After the abolition of slave trade by the British Government, the first breakthrough in commercial activities in Nigeria was the establishment of United African Company (UAC) and Royal Niger Company. By 1960, Nigeria had become a force to be reckoned with in the export of palm oil, cocoa, groundnut and later crude oil.
Also, in 1960 the exploration of crude oil brought businessmen from all over the world to Nigeria. The process of exploration changed the face of commercial activities in Nigeria. Huge revenue was generated to develop the infrastructural facilities, e.g. communication system, roads, flyovers, railways airport, modern seaports, etc.
At present, commercial activities have reached a crucial stage in Nigeria with the introduction of sophisticated modern technology such as computer, e-mail, internet, etc to facilitate trade.

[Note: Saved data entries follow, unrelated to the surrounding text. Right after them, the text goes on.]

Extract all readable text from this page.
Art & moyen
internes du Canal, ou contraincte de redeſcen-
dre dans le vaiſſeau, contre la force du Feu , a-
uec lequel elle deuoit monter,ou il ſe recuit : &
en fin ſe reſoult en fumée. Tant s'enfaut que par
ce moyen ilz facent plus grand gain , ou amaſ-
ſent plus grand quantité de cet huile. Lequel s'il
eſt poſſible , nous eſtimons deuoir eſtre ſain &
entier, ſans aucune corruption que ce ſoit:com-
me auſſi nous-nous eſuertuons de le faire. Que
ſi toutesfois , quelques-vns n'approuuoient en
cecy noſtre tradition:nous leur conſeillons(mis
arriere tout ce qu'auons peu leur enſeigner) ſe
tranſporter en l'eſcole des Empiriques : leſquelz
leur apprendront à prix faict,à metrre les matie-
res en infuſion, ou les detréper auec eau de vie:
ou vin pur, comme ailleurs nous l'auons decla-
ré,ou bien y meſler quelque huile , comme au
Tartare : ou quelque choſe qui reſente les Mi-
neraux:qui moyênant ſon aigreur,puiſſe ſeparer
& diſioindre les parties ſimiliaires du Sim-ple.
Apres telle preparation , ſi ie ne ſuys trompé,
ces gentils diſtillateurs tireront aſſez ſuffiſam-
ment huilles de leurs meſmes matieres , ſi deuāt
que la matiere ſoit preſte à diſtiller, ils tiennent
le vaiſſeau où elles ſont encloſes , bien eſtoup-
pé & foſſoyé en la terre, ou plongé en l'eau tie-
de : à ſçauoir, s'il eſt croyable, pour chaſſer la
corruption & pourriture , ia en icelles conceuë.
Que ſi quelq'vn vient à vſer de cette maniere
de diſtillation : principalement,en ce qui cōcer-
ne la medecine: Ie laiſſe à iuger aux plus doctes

Many commercial centers have developed in many cities and towns like Lagos, Ibadan, Kano, Port Harcourt, Warri, Kaduna, and IIorin among others.
EVALUATION
- Trace the history of Commerce in Nigeria.
- List towns that are commercial centers in Nigeria
SUB-TOPIC2: FACTORS AFFECTING THE GROWTH OF COMMERCE IN WEST AFRICA
Factors affecting the growth of commerce in West Africa can be divided into two:
- Negative factors: these are factors that hindered the growth of commerce. They include;
- Insufficient Capital: African countries lack sufficient capital to cope with the expanding nature of business activities, the level of capital formation is also low.
- Political instability: constant change of government and war has hindered investment in West Africa. Foreign investors are afraid to invest in the sub-region.
- Low saving: The culture of savings is very low in West Africa as a whole; hence there is no money for commercial transaction.
- Low Per Capita Income: Per Capita Income is very low. Majority of people in this region are living below the poverty line. The low level of income leads to low purchasing power the people.
- Lack of Adequate Commercial facilities: The various aids to trade. Such as banks, insurance, warehouse, tourism are not well developed and this has greatly hindered commerce.
- Predominance of primary production: Majority of people in this region engage in primary agricultural production which does not favor speedy commercial growth.